QUALE VALUTAZIONE ALLORA?
Innanzi tutto rivendichiamo l’importanza di coinvolgere i docenti nella costruzione di un meccanismo di verifica dell’intervento didattico, sottolineando proprio questa distinzione: verifica e non valutazione. E’ sicuramente vero infatti che, attraverso un confronto collegiale del proprio lavoro, i docenti possano arricchirsi delle esperienze degli altri e riflettere sul proprio operato, al fine di migliorare sempre di più il proprio intervento. Ma tali momenti, per essere veramente efficaci, dovrebbero essere costruiti collettivamente dagli insegnanti a partire dal proprio contesto lavorativo per poi misurare da lì i progressi raggiunti (ad esempio, attraverso prove di ingresso formulate insieme tra colleghi su alcuni obiettivi di base, monitoraggio in itinere e prove finali).
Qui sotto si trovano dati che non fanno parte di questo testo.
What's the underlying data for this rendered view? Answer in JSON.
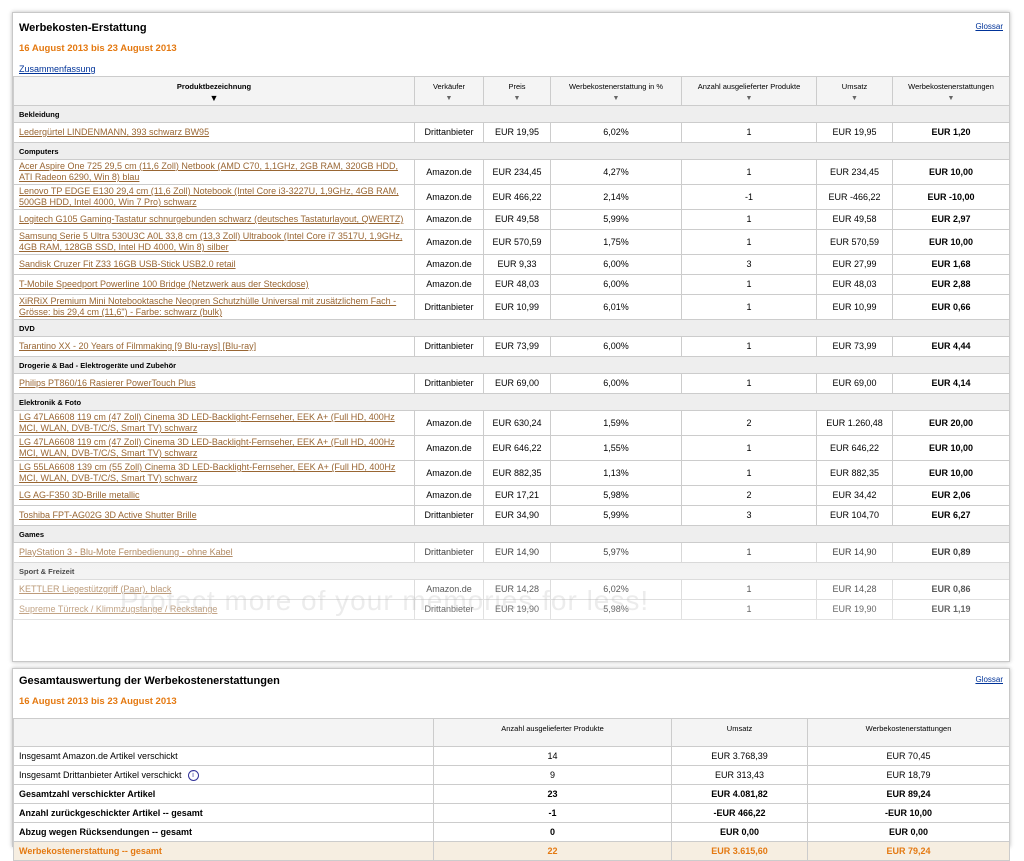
{
  "report": {
    "title": "Werbekosten-Erstattung",
    "glossary": "Glossar",
    "date": "16 August 2013 bis 23 August 2013",
    "summary_link": "Zusammenfassung",
    "columns": [
      "Produktbezeichnung",
      "Verkäufer",
      "Preis",
      "Werbekostenerstattung in %",
      "Anzahl ausgelieferter Produkte",
      "Umsatz",
      "Werbekostenerstattungen"
    ],
    "groups": [
      {
        "name": "Bekleidung",
        "rows": [
          [
            "Ledergürtel LINDENMANN, 393 schwarz BW95",
            "Drittanbieter",
            "EUR 19,95",
            "6,02%",
            "1",
            "EUR 19,95",
            "EUR 1,20"
          ]
        ]
      },
      {
        "name": "Computers",
        "rows": [
          [
            "Acer Aspire One 725 29,5 cm (11,6 Zoll) Netbook (AMD C70, 1,1GHz, 2GB RAM, 320GB HDD, ATI Radeon 6290, Win 8) blau",
            "Amazon.de",
            "EUR 234,45",
            "4,27%",
            "1",
            "EUR 234,45",
            "EUR 10,00"
          ],
          [
            "Lenovo TP EDGE E130 29,4 cm (11,6 Zoll) Notebook (Intel Core i3-3227U, 1,9GHz, 4GB RAM, 500GB HDD, Intel 4000, Win 7 Pro) schwarz",
            "Amazon.de",
            "EUR 466,22",
            "2,14%",
            "-1",
            "EUR -466,22",
            "EUR -10,00"
          ],
          [
            "Logitech G105 Gaming-Tastatur schnurgebunden schwarz (deutsches Tastaturlayout, QWERTZ)",
            "Amazon.de",
            "EUR 49,58",
            "5,99%",
            "1",
            "EUR 49,58",
            "EUR 2,97"
          ],
          [
            "Samsung Serie 5 Ultra 530U3C A0L 33,8 cm (13,3 Zoll) Ultrabook (Intel Core i7 3517U, 1,9GHz, 4GB RAM, 128GB SSD, Intel HD 4000, Win 8) silber",
            "Amazon.de",
            "EUR 570,59",
            "1,75%",
            "1",
            "EUR 570,59",
            "EUR 10,00"
          ],
          [
            "Sandisk Cruzer Fit Z33 16GB USB-Stick USB2.0 retail",
            "Amazon.de",
            "EUR 9,33",
            "6,00%",
            "3",
            "EUR 27,99",
            "EUR 1,68"
          ],
          [
            "T-Mobile Speedport Powerline 100 Bridge (Netzwerk aus der Steckdose)",
            "Amazon.de",
            "EUR 48,03",
            "6,00%",
            "1",
            "EUR 48,03",
            "EUR 2,88"
          ],
          [
            "XiRRiX Premium Mini Notebooktasche Neopren Schutzhülle Universal mit zusätzlichem Fach - Grösse: bis 29,4 cm (11,6\") - Farbe: schwarz (bulk)",
            "Drittanbieter",
            "EUR 10,99",
            "6,01%",
            "1",
            "EUR 10,99",
            "EUR 0,66"
          ]
        ]
      },
      {
        "name": "DVD",
        "rows": [
          [
            "Tarantino XX - 20 Years of Filmmaking [9 Blu-rays] [Blu-ray]",
            "Drittanbieter",
            "EUR 73,99",
            "6,00%",
            "1",
            "EUR 73,99",
            "EUR 4,44"
          ]
        ]
      },
      {
        "name": "Drogerie & Bad - Elektrogeräte und Zubehör",
        "rows": [
          [
            "Philips PT860/16 Rasierer PowerTouch Plus",
            "Drittanbieter",
            "EUR 69,00",
            "6,00%",
            "1",
            "EUR 69,00",
            "EUR 4,14"
          ]
        ]
      },
      {
        "name": "Elektronik & Foto",
        "rows": [
          [
            "LG 47LA6608 119 cm (47 Zoll) Cinema 3D LED-Backlight-Fernseher, EEK A+ (Full HD, 400Hz MCI, WLAN, DVB-T/C/S, Smart TV) schwarz",
            "Amazon.de",
            "EUR 630,24",
            "1,59%",
            "2",
            "EUR 1.260,48",
            "EUR 20,00"
          ],
          [
            "LG 47LA6608 119 cm (47 Zoll) Cinema 3D LED-Backlight-Fernseher, EEK A+ (Full HD, 400Hz MCI, WLAN, DVB-T/C/S, Smart TV) schwarz",
            "Amazon.de",
            "EUR 646,22",
            "1,55%",
            "1",
            "EUR 646,22",
            "EUR 10,00"
          ],
          [
            "LG 55LA6608 139 cm (55 Zoll) Cinema 3D LED-Backlight-Fernseher, EEK A+ (Full HD, 400Hz MCI, WLAN, DVB-T/C/S, Smart TV) schwarz",
            "Amazon.de",
            "EUR 882,35",
            "1,13%",
            "1",
            "EUR 882,35",
            "EUR 10,00"
          ],
          [
            "LG AG-F350 3D-Brille metallic",
            "Amazon.de",
            "EUR 17,21",
            "5,98%",
            "2",
            "EUR 34,42",
            "EUR 2,06"
          ],
          [
            "Toshiba FPT-AG02G 3D Active Shutter Brille",
            "Drittanbieter",
            "EUR 34,90",
            "5,99%",
            "3",
            "EUR 104,70",
            "EUR 6,27"
          ]
        ]
      },
      {
        "name": "Games",
        "rows": [
          [
            "PlayStation 3 - Blu-Mote Fernbedienung - ohne Kabel",
            "Drittanbieter",
            "EUR 14,90",
            "5,97%",
            "1",
            "EUR 14,90",
            "EUR 0,89"
          ]
        ]
      },
      {
        "name": "Sport & Freizeit",
        "rows": [
          [
            "KETTLER Liegestützgriff (Paar), black",
            "Amazon.de",
            "EUR 14,28",
            "6,02%",
            "1",
            "EUR 14,28",
            "EUR 0,86"
          ],
          [
            "Supreme Türreck / Klimmzugstange / Reckstange",
            "Drittanbieter",
            "EUR 19,90",
            "5,98%",
            "1",
            "EUR 19,90",
            "EUR 1,19"
          ]
        ]
      }
    ]
  },
  "watermark": "Protect more of your memories for less!",
  "totals": {
    "title": "Gesamtauswertung der Werbekostenerstattungen",
    "glossary": "Glossar",
    "date": "16 August 2013 bis 23 August 2013",
    "columns": [
      "Anzahl ausgelieferter Produkte",
      "Umsatz",
      "Werbekostenerstattungen"
    ],
    "rows": [
      {
        "cells": [
          "Insgesamt Amazon.de Artikel verschickt",
          "14",
          "EUR 3.768,39",
          "EUR 70,45"
        ]
      },
      {
        "cells": [
          "Insgesamt Drittanbieter Artikel verschickt",
          "9",
          "EUR 313,43",
          "EUR 18,79"
        ],
        "info_icon": true
      },
      {
        "cells": [
          "Gesamtzahl verschickter Artikel",
          "23",
          "EUR 4.081,82",
          "EUR 89,24"
        ],
        "bold": true
      },
      {
        "cells": [
          "Anzahl zurückgeschickter Artikel -- gesamt",
          "-1",
          "-EUR 466,22",
          "-EUR 10,00"
        ],
        "bold": true
      },
      {
        "cells": [
          "Abzug wegen Rücksendungen -- gesamt",
          "0",
          "EUR 0,00",
          "EUR 0,00"
        ],
        "bold": true
      },
      {
        "cells": [
          "Werbekostenerstattung -- gesamt",
          "22",
          "EUR 3.615,60",
          "EUR 79,24"
        ],
        "bold": true,
        "highlight": true
      }
    ]
  }
}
Il mancato raggiungimento di alcuni risultati, non dovrebbe certamente essere lo spauracchio di un declassamento salariale o di carriera, ma un segnale da indagare insieme per cercare di comprendere come migliorare.
Proprio il lavoro di indagine e di riflessione dei docenti su quali obiettivi perseguire in determinati contesti (classi con alto numero di stranieri o con difficoltà di altro tipo), frutto di osservazione e pratica sul campo, dovrebbe essere riconosciuto e valorizzato dal Ministero, che invece, piuttosto che incentivare ed eventualmente utilizzare questo tipo di impegno e sperimentazione (la quale, richiedendo tempo e lavoro, richiederebbe fondi e risorse adeguate), delega a strutture separate il compito di valutare, attraverso sistemi semplificati, un processo delicato e complesso come l’apprendimento, dando prova ancora una volta di non distinguere tra l’amministrazione di un’azienda e l’organizzazione di un sistema formativo.